Tuesday, September 27, 2011

A year ago...

last minute goodbyes at the airport before we leave
In one of his sermons, Francis Chan says something to the effect of, "There is nothing like moving to remind you that this world is our temporary home."  How true that is!

A year ago we were saying goodbye to all our friends. We packed up our life into 10 boxes and suitcases and got on a plane to move to a new country. And what a year it has been.
Finding Mexican food after living in London for about a month. Dave was excited! (and cost us a fortune! one of the most expensive meals we've ever eaten)

An absolute whirlwind. Living in a hotel. Finding a house. Work trips for Dave. Buying furniture for our house. Registering at the hospital. Ultrasounds. Having a baby. Trying to figure out how to get around without a car. More work trips. Finding a church. Figuring out how to set up utilities. Waiting a month for internet. Meeting people. Feeling settled.

For those of you who have never moved internationally or even just across the country, it can be difficult, to say the least. Culture shock hit us quite unexpectedly. The first month or two we were here, it was a challenge just reading a menu, let alone figuring out where to buy a vacuum cleaner. Things that we thought should be simple like opening a bank account proved to be a challenge when you needed an address to open an account. But to rent a house, you needed a bank account.

Right around the time that Georgia was born, things got easier, only to get difficult again a couple months later. I now knew where to buy my groceries, which buses to take to go shopping, how to use a credit card, etc. But, things were so frustrating and made me mad. It is part of the culture shock. I looked it up. On Google. And Google knows everything. Anyways, everything just made me mad. Grocery checkers that sit down (and are SO slow).  People who ignore you when you walk past them on the street.
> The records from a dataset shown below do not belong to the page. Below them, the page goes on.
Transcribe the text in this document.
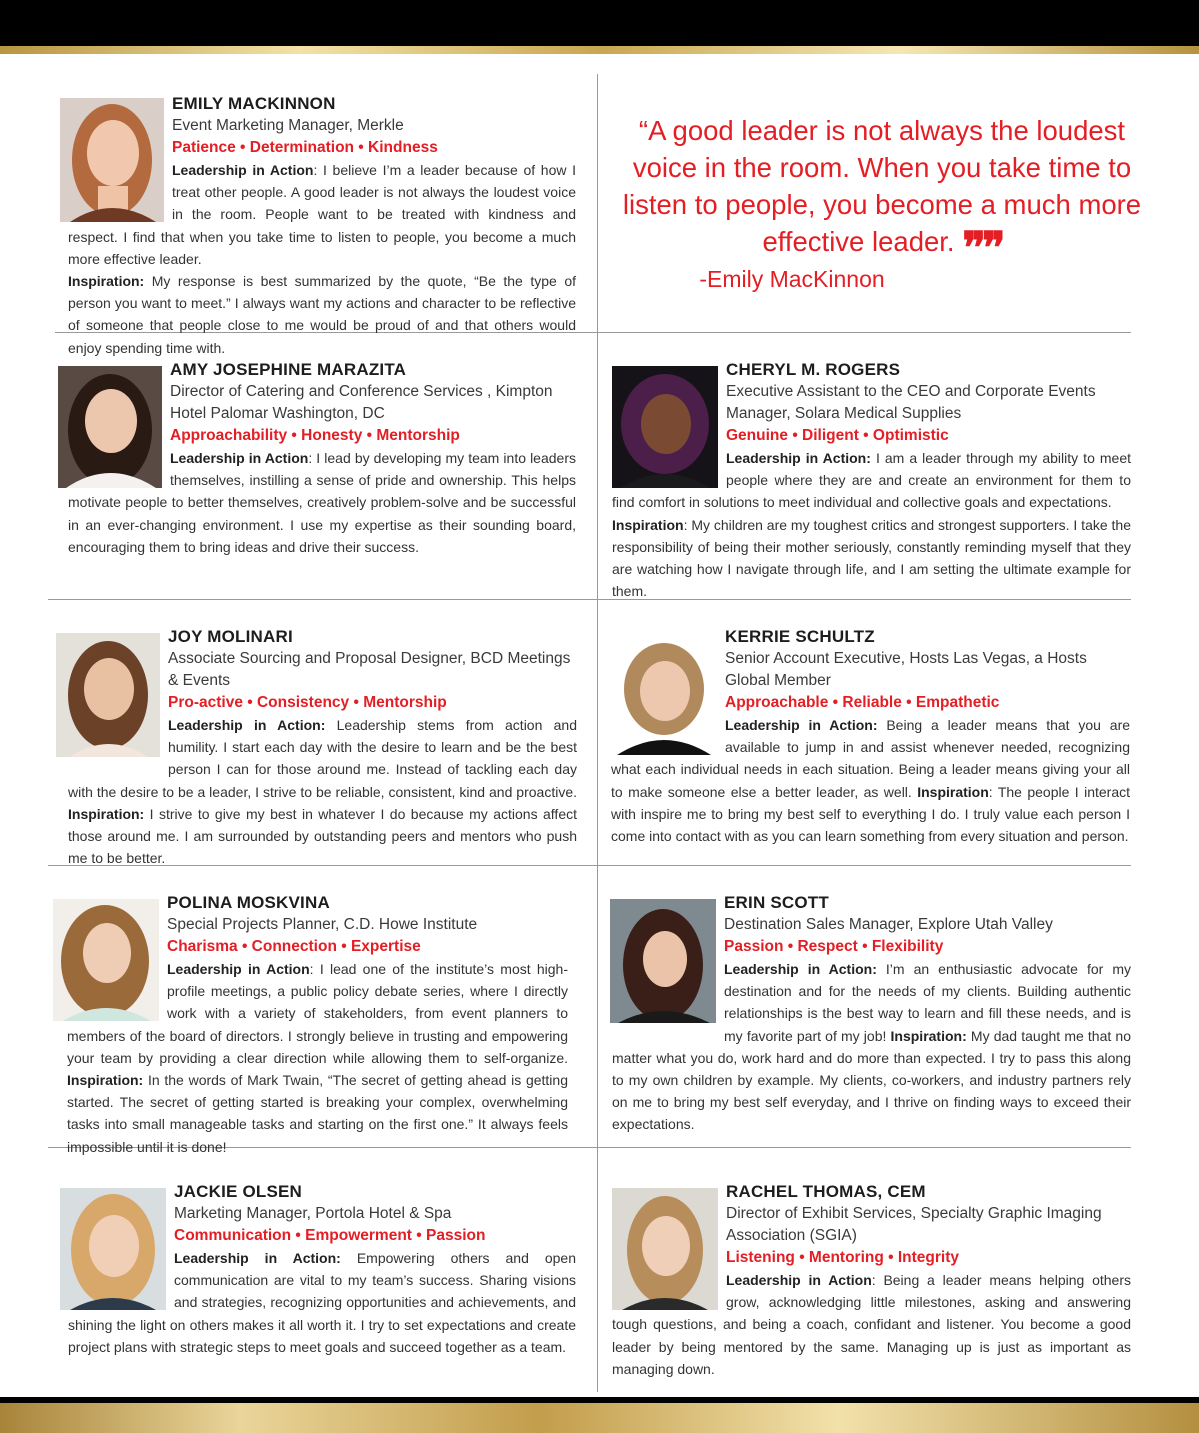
“A good leader is not always the loudest voice in the room. When you take time to listen to people, you become a much more effective leader. ❞❞
-Emily MacKinnon
EMILY MACKINNON
Event Marketing Manager, Merkle
Patience • Determination • Kindness
Leadership in Action: I believe I’m a leader because of how I treat other people. A good leader is not always the loudest voice in the room. People want to be treated with kindness and respect. I find that when you take time to listen to people, you become a much more effective leader.
Inspiration: My response is best summarized by the quote, “Be the type of person you want to meet.” I always want my actions and character to be reflective of someone that people close to me would be proud of and that others would enjoy spending time with.
AMY JOSEPHINE MARAZITA
Director of Catering and Conference Services , Kimpton Hotel Palomar Washington, DC
Approachability • Honesty • Mentorship
Leadership in Action: I lead by developing my team into leaders themselves, instilling a sense of pride and ownership. This helps motivate people to better themselves, creatively problem-solve and be successful in an ever-changing environment. I use my expertise as their sounding board, encouraging them to bring ideas and drive their success.
CHERYL M. ROGERS
Executive Assistant to the CEO and Corporate Events Manager, Solara Medical Supplies
Genuine • Diligent • Optimistic
Leadership in Action: I am a leader through my ability to meet people where they are and create an environment for them to find comfort in solutions to meet individual and collective goals and expectations.
Inspiration: My children are my toughest critics and strongest supporters. I take the responsibility of being their mother seriously, constantly reminding myself that they are watching how I navigate through life, and I am setting the ultimate example for them.
JOY MOLINARI
Associate Sourcing and Proposal Designer, BCD Meetings & Events
Pro-active • Consistency • Mentorship
Leadership in Action: Leadership stems from action and humility. I start each day with the desire to learn and be the best person I can for those around me. Instead of tackling each day with the desire to be a leader, I strive to be reliable, consistent, kind and proactive. Inspiration: I strive to give my best in whatever I do because my actions affect those around me. I am surrounded by outstanding peers and mentors who push me to be better.
KERRIE SCHULTZ
Senior Account Executive, Hosts Las Vegas, a Hosts Global Member
Approachable • Reliable • Empathetic
Leadership in Action: Being a leader means that you are available to jump in and assist whenever needed, recognizing what each individual needs in each situation. Being a leader means giving your all to make someone else a better leader, as well. Inspiration: The people I interact with inspire me to bring my best self to everything I do. I truly value each person I come into contact with as you can learn something from every situation and person.
POLINA MOSKVINA
Special Projects Planner, C.D. Howe Institute
Charisma • Connection • Expertise
Leadership in Action: I lead one of the institute’s most high-profile meetings, a public policy debate series, where I directly work with a variety of stakeholders, from event planners to members of the board of directors. I strongly believe in trusting and empowering your team by providing a clear direction while allowing them to self-organize. Inspiration: In the words of Mark Twain, “The secret of getting ahead is getting started. The secret of getting started is breaking your complex, overwhelming tasks into small manageable tasks and starting on the first one.” It always feels impossible until it is done!
ERIN SCOTT
Destination Sales Manager, Explore Utah Valley
Passion • Respect • Flexibility
Leadership in Action: I’m an enthusiastic advocate for my destination and for the needs of my clients. Building authentic relationships is the best way to learn and fill these needs, and is my favorite part of my job! Inspiration: My dad taught me that no matter what you do, work hard and do more than expected. I try to pass this along to my own children by example. My clients, co-workers, and industry partners rely on me to bring my best self everyday, and I thrive on finding ways to exceed their expectations.
JACKIE OLSEN
Marketing Manager, Portola Hotel & Spa
Communication • Empowerment • Passion
Leadership in Action: Empowering others and open communication are vital to my team’s success. Sharing visions and strategies, recognizing opportunities and achievements, and shining the light on others makes it all worth it. I try to set expectations and create project plans with strategic steps to meet goals and succeed together as a team.
RACHEL THOMAS, CEM
Director of Exhibit Services, Specialty Graphic Imaging Association (SGIA)
Listening • Mentoring • Integrity
Leadership in Action: Being a leader means helping others grow, acknowledging little milestones, asking and answering tough questions, and being a coach, confidant and listener. You become a good leader by being mentored by the same. Managing up is just as important as managing down.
Our stupid carpeting all throughout the house. White carpeting. With a baby. Not being able to watch the TV shows I like. Not having an outlet in the bathroom to plug in a hair dryer. Having to blow dry my hair without a mirror.
I just found this one and it has nothing to do with this post.  Isn't it so cute??!! Georgia is taking a nap on Christmas day.

There were many days I trudged to the grocery store, upset at our tiny fridge that makes grocery shopping a daily affair, muttering about the stupid people drinking beer at 11am sitting outside at the pub in the cold, rainy weather (even though it was May), or the stupid youths that walk slowly across the entire width of the sidewalk completely oblivious that you - the lady with the baby - are trying to walk around them, the stupid cars that don't stop for people crossing the street and the stupid groceries that were so dang expensive.

I tried not to complain a lot. I knew the things I was upset about were unreasonable and it was part of moving to a new place. Things are different here. Much more than I would have ever guessed. And then one day, it was gone. It was right after our trip to the US in July. Before we left we were homesick. Very much so. Missing the food, and the people, the nice weather.
Georgia with some church friends over the weekend.

And something changed. I'm not sure what it was. I think it was time. We arrived back in the UK in the beginning of August.  It felt like home.
Hannah and Dot, some friends from church

There are still days which are rough. Certain situations you encounter that are unfamiliar. Days when you want some Taco Bell. Haha. I don't think I will ever say that I like the weather. And I will probably complain about the food here a little more. Sorry - just being honest. But overall, this is our home. Friendships have grown. We have gotten involved in our church and community. We are trying to serve and love. We are home.